Doing this work is often beautiful, sometimes hilarious, often heartwarming, occasionally frustrating, and very often heartbreaking. In all cases, it involves emotional labour. I remember one day in particular last semester when I came into my stage only to discover that not one, not two, but three of my clients had died over the weekend while I was away. One of the clients was in good health the last time I saw her and was not expected to die. Just a few weeks ago, another one of my clients, who was lucid, happy, and conversational one day, fell ill and lost the ability to speak and was suddenly dead a few days later. Coming into work and hearing news like this can be very challenging. I can feel heartbroken and shocked at once, yearning to grieve, and yet knowing that I need to manage my emotions and put on a happy face for the other clients with whom I have appointments in the afternoon. So, I suppress emotion. And I display positive emotion when I’m grieving internally. I can only release my true feelings when I return home and am drained after a long day of managing other people’s feelings along with my own. Emotional labour if a balancing act. As Hochschild points out, “a meaningful job is one thing; an easy job is another.”

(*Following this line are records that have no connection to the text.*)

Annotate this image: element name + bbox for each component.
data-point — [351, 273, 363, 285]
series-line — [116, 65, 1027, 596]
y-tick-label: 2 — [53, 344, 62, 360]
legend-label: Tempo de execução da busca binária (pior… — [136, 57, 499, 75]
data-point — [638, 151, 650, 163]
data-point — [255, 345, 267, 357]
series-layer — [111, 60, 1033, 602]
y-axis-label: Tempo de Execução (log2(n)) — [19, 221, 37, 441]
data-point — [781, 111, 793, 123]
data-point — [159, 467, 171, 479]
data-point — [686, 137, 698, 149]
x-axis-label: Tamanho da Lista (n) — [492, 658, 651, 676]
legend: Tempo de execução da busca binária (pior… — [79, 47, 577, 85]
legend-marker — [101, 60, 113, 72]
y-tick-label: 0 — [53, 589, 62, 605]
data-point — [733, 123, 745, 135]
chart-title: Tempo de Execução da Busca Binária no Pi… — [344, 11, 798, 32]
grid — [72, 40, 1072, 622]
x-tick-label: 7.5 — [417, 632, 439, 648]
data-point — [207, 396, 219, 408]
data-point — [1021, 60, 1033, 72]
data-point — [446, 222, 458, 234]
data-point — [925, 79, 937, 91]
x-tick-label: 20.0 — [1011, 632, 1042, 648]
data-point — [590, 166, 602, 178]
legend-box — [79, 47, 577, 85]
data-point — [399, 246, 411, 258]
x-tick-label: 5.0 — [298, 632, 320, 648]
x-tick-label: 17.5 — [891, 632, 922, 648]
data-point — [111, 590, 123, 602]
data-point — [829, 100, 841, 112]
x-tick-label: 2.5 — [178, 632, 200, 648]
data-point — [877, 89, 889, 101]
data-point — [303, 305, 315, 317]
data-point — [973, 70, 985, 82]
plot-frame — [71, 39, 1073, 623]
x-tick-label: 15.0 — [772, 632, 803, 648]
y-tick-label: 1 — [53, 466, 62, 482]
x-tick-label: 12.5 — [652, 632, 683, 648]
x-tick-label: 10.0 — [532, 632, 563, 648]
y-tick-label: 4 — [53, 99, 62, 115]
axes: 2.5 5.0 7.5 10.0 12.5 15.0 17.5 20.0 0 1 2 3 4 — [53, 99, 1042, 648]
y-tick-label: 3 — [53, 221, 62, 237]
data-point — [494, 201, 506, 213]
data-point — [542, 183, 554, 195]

Hochschild quotes a worker who reported that when she works with clients with dementia, she has to learn to “enjoy” them in a “just-now way.” That has very much been my experience in the two CHSLDs at which I’ve worked. Many of my clients are in such a medically precarious state of health that they can die at any time and often do. Many of them are in a palliative condition. Often, they are in tremendous pain that keeps them bedridden. Sometimes, they have multiple comorbid conditions that interact to make their lives even more challenging — cancer, heart disease, various forms of dementia, depression, and anxiety are all common. When clients are in such an extreme state of pain or such an advanced stage of dementia that they can barely speak, working with them can become even more difficult. But it is still work that needs to be done. Important work, meaningful work. Even if often agonizing.
Social work for me is inextricable from emotional work, even when I attempt to put my own emotions aside to tune in to and support my clients. Putting my own emotions aside is itself emotional work, emotional labour. As Hochschild points out, this work becomes even more difficult when it unfolds within a very constrained and limiting system; she notes that “emotional laborers face a great paradox. Though they may come to work hoping to take pride in a job well done, low pay, understaffing, rigid rules, and devaluation can set up circumstances which prevent that. Sadly, their main job becomes protecting patients from the harm of life in a broken, globalized, and over-bureaucratized or profit-hungry system.”
This certainly seems to hold true in our Hospitals, CLSCs, and CHSLDs. And it’s not only true for social workers either. Doctors, nurses, and orderlies all feel the strain of the broken system. And no one feels it more than our clients. The broken system weighs heavy on workers and clients alike; it grates them down, stresses them out, and often burns them out as well. In the case of older clients, the very system they go to for help can end up killing them, such as when an otherwise healthy older adult goes to the hospital, contracts C Difficile or CRO in the hospital, and dies shortly thereafter.
These realities are not pretty. They are a far cry from the sunny ideals that most social workers hold when they enter the profession. Facing these realities, coping with them, and working to change them when possible is emotional labour unto itself. It frustrates workers and clients alike and that frustration spills into our work.
If we are to safely navigate the troubled waters of emotional labour, however, we must prioritize the self-care of our own sailing vessel or risk capsizing. Overstressing, burnout, and vicarious trauma remain ever-present threats. Only by opening up, sharing, offering and receiving support, and prioritizing our own self-care can we avoid them and achieve something that approximates a healthy work-life balance. And of course, doing this, is emotional labour in itself.